There were yer classic Britpop character songs ….back in the early 80s one of the seeds was sown: “the [Jam] album I fall in love with is Setting Sons. It's less Vespa and Parka than All Mod Cons, more crafted, satirical and Kinks-ish. It's crammed full of narratives about wasted lives and class rivalries... council houses, rusting bicycles and holy Coca-Cola tins... 'Smithers-Jones': I don't think I've ever heard a pop song with lyrics about a ground-down, pinstripe-suit-wearing middle-aged man before.” (p.54) But it was the songs about love and sex which stuck in my memory most.

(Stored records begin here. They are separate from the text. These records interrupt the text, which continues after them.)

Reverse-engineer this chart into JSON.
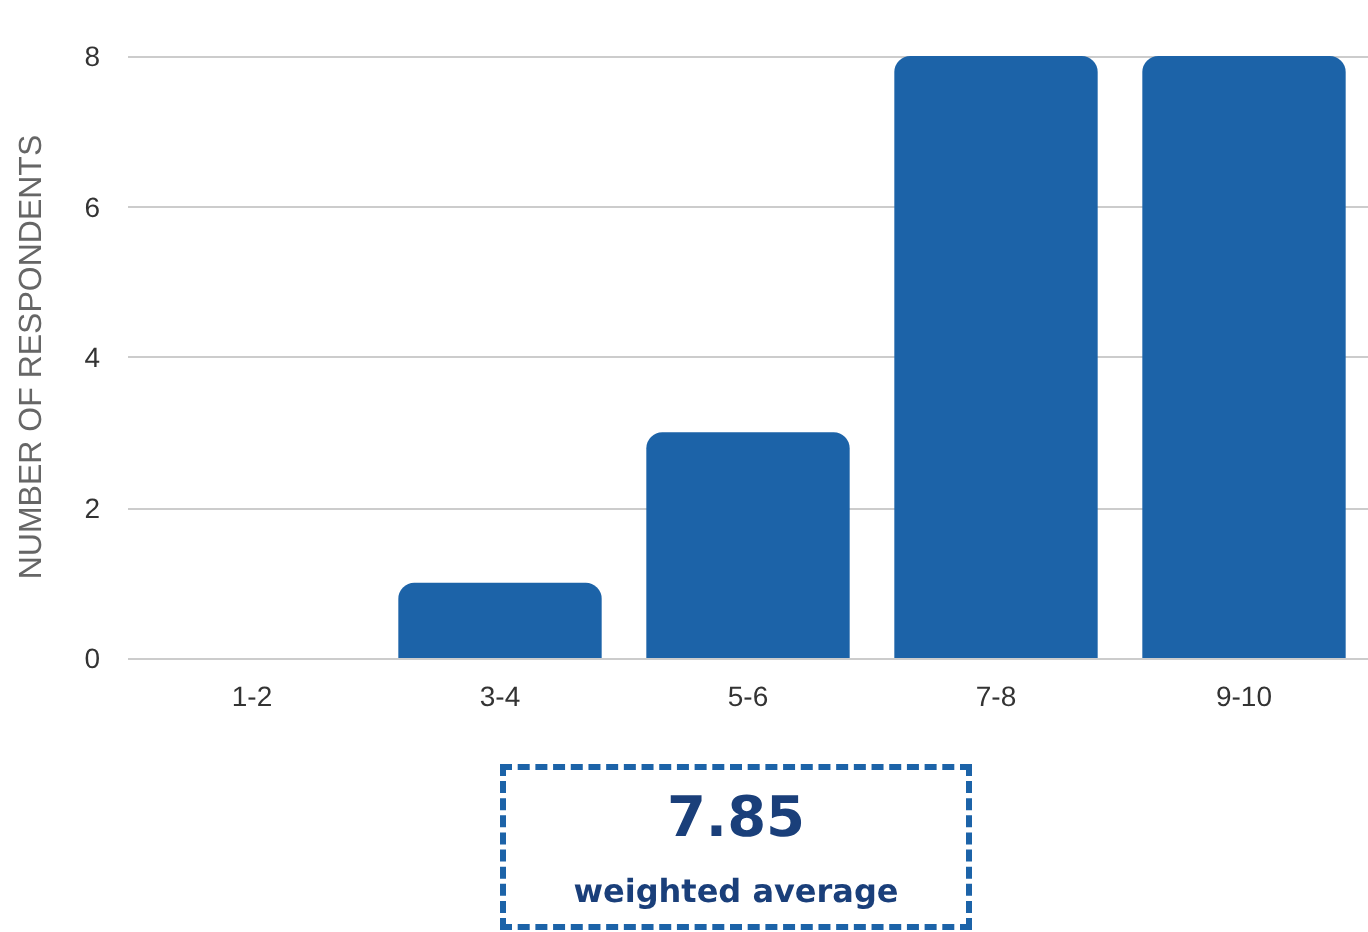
{
  "chart_data": {
    "type": "bar",
    "ylabel": "NUMBER OF RESPONDENTS",
    "categories": [
      "1-2",
      "3-4",
      "5-6",
      "7-8",
      "9-10"
    ],
    "values": [
      0,
      1,
      3,
      8,
      8
    ],
    "color": "#1c63a8",
    "ylim": [
      0,
      8
    ],
    "yticks": [
      0,
      2,
      4,
      6,
      8
    ],
    "grid": "y",
    "annotations": [
      "7.85",
      "weighted average"
    ]
  }
}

'What Do I Do Now?', even before I'd experienced a moribund relationship, was almost too real and painful to listen to, and there's something great about the way it's so simple, so poignant and catchy and jaunty. It wasn't for years, till I'd realised about my own Inbetweeners and my dismissiveness of them that I really heard what she'd been on about in that track. Or 'Delicious', “a frank, gorgeous, throwaway, punky pop gem about the pure lustful joy of having it off with someone [you] really really like”. And which enshrined that word for me; it's rare I use it without thinking of the song. Though I always had to block out the line that created the unattractive image of some hulk of a rugby player gone to seed (“you're a big man but you're out of shape” … her type isn't mine). I never bought the second album – it didn't seem cool and I'd probably disagreed with too many of Louise's interviews – though I've heard a few friends praise it since. Sleeper are maybe a band where you'd recommend a few tracks – likewise I'd like to recommend bits of Just For One Day rather than the whole thing, though books don't really work that way.